MinMaxScaler
Scaling is often essential when performing an analysis or building a model that uses multiple numerical variables of different magnitudes. This is because numerical variables with larger scales have more influence over the analysis and hence lead to biased output. The MinMaxScaler class solves this problem by allowing users to scale a set of numerical variables to be within some lower and upper bound while preserving the relative differences of the values within each variable. By default, MinMaxScaler scales values to be between 0 and 1.
Importing the Class
MinMaxScaler is located in GeoJikuu's preprocessing.normalisation module:
from geojikuu.preprocessing.normalisation import MinMaxScaler
Creating a MinMaxScaler Object
Creating a DateConvertor object requires passing in a list of values or a Pandas DataFrame column.
# Example 1: Using a list
values = [1, 2, 3, 4, 5]
min_max_scaler = MinMaxScaler(values)
# Example 2: Using a Pandas DataFrame
import pandas as pd
data = {"values": [0, 1, 2, 3, 4, 5]}
df = pd.DataFrame.from_dict(data)
min_max_scaler = MinMaxScaler(df["values"])

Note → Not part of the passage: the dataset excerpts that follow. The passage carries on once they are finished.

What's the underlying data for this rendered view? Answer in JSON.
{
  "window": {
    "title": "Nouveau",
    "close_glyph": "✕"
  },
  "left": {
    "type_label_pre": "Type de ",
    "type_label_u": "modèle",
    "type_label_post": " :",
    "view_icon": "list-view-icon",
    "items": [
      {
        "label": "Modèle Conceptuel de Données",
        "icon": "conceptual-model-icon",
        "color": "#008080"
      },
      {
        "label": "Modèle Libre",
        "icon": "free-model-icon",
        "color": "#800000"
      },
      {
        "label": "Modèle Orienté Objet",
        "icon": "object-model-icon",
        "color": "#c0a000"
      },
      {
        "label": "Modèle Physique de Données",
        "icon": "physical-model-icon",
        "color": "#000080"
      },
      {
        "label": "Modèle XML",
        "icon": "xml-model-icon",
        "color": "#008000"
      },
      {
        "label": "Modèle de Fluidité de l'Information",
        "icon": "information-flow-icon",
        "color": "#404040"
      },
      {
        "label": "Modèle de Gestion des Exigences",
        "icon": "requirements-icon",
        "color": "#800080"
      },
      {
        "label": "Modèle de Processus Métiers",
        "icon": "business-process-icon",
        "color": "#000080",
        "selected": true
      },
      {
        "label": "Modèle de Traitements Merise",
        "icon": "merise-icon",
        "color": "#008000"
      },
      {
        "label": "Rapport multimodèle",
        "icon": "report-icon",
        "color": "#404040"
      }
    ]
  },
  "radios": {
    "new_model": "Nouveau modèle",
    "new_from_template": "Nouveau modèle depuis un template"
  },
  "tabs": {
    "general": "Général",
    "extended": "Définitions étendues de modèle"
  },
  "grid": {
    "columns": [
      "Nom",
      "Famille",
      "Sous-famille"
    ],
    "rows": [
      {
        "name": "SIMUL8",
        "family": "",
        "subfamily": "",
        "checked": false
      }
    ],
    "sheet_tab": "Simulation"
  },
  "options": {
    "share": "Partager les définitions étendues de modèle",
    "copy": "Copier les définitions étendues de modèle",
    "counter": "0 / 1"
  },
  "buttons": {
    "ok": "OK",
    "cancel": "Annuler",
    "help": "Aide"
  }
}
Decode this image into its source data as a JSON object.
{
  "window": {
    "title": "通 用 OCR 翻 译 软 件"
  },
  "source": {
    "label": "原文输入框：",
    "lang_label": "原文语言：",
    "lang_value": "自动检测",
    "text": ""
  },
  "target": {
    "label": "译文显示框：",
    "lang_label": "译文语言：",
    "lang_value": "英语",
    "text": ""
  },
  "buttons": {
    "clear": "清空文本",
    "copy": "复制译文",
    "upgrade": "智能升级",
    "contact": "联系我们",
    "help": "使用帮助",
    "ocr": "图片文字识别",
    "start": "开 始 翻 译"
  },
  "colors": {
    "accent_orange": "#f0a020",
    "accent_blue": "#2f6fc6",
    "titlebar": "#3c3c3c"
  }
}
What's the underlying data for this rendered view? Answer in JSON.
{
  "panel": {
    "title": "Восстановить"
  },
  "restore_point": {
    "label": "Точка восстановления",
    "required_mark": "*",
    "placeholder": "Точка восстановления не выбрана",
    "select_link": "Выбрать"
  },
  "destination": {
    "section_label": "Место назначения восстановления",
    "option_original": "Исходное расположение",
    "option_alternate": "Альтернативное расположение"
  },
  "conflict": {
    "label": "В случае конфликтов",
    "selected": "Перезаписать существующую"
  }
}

By default, MinMaxScaler will scale values between a lower bound or 0 and an upper bound of 1. This can be changed by setting the 'interval' variables when creating the object. For example:
values = [1, 2, 3, 4, 5]
min_max_scaler = MinMaxScaler(values, interval=[10, 20])
Scaling Values
Once the MinMaxScaler object has been created, the scale() function can be used to scale a value:
min_max_scaler.scale(2.5)
Output: 0.5
Conveniently, the scale() function can also be used to scale multiple values at once. This can be done by passing in a list:
min_max_scaler.scale([1.5, 2, 3.5])
Output: [0.3, 0.4, 0.7]
Or a DataFrame column:
data = {
"values": [1.5, 2, 3.5],
}
df = pd.DataFrame.from_dict(data)
df["scaled"] = min_max_scaler.scale(df["values"])
df.head()
values | scaled | |
---|---|---|
0 | 1.5 | 0.3 |
1 | 2.0 | 0.4 |
2 | 3.5 | 0.7 |
Inverse Scaling
To convert values back to the initial scale, the inverse_scale() function is used:
min_max_scaler.inverse_scale(0.5)
Output: 2.5
As with the scale() function, inverse_scale() also handles lists and DataFrame columns.